VanMoof was founded in Amsterdam in 2009 by brothers Taco and Ties Carlier — with backgrounds in design engineering and auto mechanics — and released its first e-bike in 2014. The brand quickly became an investor favorite, raising $182 million in funding by 2021. (The company boasted that year that it was “the most funded e-bike company in the world.”) It was around this time that Stein bought his bike. “My friends who are big bikers all made fun of me when I got it, which was fine,” he said. “They didn’t bike to work.” The bike cost him $3,200, but the $100 a month he paid in an installment plan was still cheaper than an unlimited MetroCard, and VanMoof was VanMoof: financially robust. European.

He wasn’t alone in his faith in the brand. The bikes, which were built with proprietary parts and came with features like auto locks and a boost button, developed a dedicated following. Customers were attracted to the bike’s anti-theft features and polished design that incorporated the battery into the frame. The older S3 model also ran just under $2,000 — an attractive price point for a premium product at the time. (The newer models ran up to $4,000 — still less than other fancy bikes like Riese & Müller’s, which can cost over $9,000, but more than, say, a Rad cargo bike.) The company’s sales tripled during the first year of the pandemic, but it struggled to meet the demands of new growth. Its use of custom-made parts led to quality-control issues and a repair backlog.

Which is why the inconveniences brought on by the bankruptcy — closed shops, unfulfilled orders, and stalled repairs — weren’t exactly new to VanMoof owners. There are only a handful of official repair hubs in the United States — the only two on the East Coast are in New York and Washington, D.C. — which means many owners had to make a road trip for repairs or go through the hassle of shipping their bikes.

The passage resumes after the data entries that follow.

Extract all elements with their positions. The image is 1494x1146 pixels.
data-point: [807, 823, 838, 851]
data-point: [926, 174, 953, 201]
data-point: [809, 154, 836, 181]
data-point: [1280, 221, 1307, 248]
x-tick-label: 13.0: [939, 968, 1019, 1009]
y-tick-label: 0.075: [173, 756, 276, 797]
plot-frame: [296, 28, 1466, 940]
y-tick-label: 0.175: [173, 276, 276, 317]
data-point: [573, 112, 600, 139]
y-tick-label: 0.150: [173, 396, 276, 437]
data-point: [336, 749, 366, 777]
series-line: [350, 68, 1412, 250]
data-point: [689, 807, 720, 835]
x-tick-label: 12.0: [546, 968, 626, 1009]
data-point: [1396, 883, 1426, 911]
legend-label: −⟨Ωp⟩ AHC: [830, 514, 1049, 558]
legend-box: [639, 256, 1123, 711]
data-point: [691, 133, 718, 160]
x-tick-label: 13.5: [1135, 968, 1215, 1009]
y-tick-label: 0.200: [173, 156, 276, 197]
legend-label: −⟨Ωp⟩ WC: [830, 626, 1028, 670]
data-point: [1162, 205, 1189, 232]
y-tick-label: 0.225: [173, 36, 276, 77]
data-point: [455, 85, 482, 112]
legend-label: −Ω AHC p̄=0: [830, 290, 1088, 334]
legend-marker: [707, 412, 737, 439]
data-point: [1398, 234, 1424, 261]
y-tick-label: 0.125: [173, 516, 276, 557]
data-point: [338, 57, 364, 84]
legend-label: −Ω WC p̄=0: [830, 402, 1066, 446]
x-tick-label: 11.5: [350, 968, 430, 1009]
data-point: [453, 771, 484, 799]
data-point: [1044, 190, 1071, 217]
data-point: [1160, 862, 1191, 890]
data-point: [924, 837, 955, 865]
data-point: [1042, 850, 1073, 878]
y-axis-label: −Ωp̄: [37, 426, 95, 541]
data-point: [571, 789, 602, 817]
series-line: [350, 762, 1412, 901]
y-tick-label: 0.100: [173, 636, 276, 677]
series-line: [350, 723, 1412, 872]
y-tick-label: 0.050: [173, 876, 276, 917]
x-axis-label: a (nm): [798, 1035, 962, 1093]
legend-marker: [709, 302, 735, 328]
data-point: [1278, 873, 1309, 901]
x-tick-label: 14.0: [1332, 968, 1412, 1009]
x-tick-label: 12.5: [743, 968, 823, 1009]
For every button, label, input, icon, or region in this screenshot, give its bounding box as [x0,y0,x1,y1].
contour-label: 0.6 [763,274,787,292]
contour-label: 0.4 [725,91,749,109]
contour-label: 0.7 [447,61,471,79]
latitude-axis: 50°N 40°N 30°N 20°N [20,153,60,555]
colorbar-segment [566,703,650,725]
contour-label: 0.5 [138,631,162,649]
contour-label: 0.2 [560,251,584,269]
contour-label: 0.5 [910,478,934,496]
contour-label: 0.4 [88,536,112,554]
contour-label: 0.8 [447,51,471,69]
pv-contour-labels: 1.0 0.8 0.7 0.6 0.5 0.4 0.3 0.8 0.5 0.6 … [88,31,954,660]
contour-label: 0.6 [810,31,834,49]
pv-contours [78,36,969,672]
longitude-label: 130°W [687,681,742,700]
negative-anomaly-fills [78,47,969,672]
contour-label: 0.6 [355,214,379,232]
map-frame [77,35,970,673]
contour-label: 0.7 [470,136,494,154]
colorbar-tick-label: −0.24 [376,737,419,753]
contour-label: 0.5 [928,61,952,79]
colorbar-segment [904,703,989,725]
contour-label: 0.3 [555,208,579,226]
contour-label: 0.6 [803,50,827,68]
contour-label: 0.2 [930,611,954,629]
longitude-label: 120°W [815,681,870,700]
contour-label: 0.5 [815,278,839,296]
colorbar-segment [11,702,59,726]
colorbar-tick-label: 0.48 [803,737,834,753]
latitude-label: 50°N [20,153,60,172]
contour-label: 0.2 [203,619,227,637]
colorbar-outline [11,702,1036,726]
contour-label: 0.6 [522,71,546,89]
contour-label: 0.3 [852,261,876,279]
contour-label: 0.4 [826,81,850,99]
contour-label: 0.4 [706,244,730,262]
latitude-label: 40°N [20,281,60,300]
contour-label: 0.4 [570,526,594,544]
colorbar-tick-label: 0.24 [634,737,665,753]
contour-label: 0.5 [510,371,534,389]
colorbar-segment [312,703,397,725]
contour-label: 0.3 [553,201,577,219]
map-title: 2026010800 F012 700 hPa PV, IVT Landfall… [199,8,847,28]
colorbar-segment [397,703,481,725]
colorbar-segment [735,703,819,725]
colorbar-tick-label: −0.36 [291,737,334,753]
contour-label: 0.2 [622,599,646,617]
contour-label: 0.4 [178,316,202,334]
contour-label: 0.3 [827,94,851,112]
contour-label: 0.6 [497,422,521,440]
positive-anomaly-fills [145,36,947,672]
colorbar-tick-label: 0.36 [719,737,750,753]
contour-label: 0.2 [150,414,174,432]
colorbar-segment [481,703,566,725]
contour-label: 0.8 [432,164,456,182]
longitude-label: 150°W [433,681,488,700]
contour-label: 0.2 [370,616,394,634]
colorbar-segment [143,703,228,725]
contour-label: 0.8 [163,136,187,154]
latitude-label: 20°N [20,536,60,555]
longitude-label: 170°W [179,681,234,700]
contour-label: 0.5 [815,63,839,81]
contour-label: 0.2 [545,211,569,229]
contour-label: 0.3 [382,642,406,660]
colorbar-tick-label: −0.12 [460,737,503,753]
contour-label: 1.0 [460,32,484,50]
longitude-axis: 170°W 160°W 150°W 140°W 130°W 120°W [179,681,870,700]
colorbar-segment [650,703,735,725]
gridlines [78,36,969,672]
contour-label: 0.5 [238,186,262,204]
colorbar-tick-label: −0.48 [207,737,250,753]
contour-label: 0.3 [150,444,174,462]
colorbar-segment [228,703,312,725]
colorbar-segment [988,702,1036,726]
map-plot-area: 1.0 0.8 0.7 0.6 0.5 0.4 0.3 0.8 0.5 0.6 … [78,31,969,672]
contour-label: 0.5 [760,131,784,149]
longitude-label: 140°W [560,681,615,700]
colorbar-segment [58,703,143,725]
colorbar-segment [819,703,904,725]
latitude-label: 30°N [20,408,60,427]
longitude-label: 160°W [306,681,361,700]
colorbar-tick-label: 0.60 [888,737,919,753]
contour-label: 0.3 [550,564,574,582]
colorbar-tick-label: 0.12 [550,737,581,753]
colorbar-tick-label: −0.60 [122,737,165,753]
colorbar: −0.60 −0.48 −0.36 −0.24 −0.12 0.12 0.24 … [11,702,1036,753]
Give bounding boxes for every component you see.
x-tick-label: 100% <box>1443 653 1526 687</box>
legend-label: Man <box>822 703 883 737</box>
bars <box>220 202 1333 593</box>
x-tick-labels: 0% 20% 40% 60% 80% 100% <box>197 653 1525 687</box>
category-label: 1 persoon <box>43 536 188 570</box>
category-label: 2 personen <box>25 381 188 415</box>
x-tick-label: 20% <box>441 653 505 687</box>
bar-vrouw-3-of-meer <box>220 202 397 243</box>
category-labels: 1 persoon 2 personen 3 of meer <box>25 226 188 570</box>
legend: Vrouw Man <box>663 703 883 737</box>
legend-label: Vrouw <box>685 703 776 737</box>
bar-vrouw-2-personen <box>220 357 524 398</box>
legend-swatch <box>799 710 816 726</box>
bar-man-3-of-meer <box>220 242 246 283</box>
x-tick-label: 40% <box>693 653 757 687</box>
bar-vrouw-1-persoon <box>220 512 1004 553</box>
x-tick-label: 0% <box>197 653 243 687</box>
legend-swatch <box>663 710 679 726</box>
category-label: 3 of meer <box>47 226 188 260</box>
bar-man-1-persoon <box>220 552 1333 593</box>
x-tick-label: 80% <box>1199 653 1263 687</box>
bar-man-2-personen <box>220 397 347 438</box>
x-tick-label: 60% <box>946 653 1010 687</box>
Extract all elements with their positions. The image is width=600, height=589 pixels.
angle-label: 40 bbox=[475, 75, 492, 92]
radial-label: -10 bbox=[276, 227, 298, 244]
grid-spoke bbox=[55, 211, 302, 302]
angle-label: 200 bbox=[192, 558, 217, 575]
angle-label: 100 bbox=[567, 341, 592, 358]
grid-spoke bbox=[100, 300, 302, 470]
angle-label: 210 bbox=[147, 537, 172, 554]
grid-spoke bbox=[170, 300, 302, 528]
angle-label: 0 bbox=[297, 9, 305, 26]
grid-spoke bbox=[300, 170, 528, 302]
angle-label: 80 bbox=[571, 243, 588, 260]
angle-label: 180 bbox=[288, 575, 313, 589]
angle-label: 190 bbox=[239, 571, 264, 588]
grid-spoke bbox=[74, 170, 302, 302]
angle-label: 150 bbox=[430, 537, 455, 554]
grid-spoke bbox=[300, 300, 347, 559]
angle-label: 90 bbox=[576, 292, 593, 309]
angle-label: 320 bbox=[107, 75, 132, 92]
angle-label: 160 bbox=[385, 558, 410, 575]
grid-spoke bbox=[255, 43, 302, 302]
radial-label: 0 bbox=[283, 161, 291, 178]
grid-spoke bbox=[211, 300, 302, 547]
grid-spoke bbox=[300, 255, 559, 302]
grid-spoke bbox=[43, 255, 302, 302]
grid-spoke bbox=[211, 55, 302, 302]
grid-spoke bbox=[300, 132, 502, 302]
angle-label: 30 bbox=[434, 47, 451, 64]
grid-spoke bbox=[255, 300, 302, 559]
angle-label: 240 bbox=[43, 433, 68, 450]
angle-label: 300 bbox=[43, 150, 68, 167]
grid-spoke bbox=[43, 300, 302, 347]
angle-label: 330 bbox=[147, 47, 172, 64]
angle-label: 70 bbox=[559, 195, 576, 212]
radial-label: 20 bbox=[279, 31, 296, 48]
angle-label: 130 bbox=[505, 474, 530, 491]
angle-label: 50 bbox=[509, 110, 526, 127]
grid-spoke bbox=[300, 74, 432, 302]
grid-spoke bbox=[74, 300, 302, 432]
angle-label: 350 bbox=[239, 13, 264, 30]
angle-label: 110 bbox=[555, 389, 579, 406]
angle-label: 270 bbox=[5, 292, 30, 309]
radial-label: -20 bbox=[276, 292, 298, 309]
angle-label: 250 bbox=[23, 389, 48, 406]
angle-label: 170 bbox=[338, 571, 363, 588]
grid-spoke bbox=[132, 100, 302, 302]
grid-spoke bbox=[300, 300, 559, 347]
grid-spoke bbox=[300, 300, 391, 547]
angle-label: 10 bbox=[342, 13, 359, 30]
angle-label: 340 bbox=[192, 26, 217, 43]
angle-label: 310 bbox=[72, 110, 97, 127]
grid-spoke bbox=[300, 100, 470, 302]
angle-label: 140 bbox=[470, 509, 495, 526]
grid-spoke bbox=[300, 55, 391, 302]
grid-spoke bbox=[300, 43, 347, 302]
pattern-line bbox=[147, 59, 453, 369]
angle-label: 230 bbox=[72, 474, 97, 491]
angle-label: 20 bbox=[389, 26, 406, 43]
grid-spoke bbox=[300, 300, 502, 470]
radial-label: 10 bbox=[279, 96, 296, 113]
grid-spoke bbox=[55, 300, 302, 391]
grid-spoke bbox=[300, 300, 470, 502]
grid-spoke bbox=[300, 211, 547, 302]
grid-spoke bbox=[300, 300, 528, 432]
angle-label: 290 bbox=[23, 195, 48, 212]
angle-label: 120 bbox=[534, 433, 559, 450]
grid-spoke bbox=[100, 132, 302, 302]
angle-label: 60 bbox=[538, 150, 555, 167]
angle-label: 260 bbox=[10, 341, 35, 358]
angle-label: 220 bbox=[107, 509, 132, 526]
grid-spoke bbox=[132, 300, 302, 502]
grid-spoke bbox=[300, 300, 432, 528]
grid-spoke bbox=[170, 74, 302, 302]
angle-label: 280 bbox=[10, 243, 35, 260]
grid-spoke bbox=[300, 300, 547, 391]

The bikes also broke down a lot. (“When it’s working, there’s nothing better,” one rider recently told the New York Times.) A common complaint was the e-shifter breaking. Stein told me that VanMoof’s bike doctors, as the repair workers are called, were “usually very surprised to hear that I’m on my original.” Corey Fields, who bought his VanMoof when COVID cases first started to rise in the city, understood the cycle of love and loss well: He had gone through two dead batteries in just under three years. “It just blinks — every three seconds, an image of a skull comes on,” Fields told me. “I’m in hell.”

Even so, it was a labor of love for the devoted. One rider told me he saw someone tell their bike “I’ll miss you, baby,” while patting its handlebars as he dropped it off for a repair. And while Fields had stopped trying to get a repair appointment for his most recent dead battery following the bankruptcy, he brightened at the news of the sale. “Great news,” he texted me after the acquisition. He made that repair appointment after all. Stein shared his sense of cautious optimism that the bad times might soon be over but remained “apprehensive until their plans for the brand are more solid.”

Which may take a while. The chairman of McLaren Applied noted that the transition “is not going to be a walk in the park,” but he’s hoping to improve the availability of parts and make it so other mechanics can fix VanMoof bikes. Daunting? Maybe. But you love what you love. Jonathan Forgash, who, along with his wife, has owned a VanMoof for over a year, told me he had never lost faith. When we spoke before the acquisition, he said he was convinced the investment had been worth it: “I spent a lot of money on it, and I think things will work out one way or another.” But there were still cracks in the relationship. If he had to do it all over again? “Now that I’ve embraced biking culture and road-tripping,” he said, “I think the smartest move, if you’re traveling through America, is to buy two electric bikes from REI.”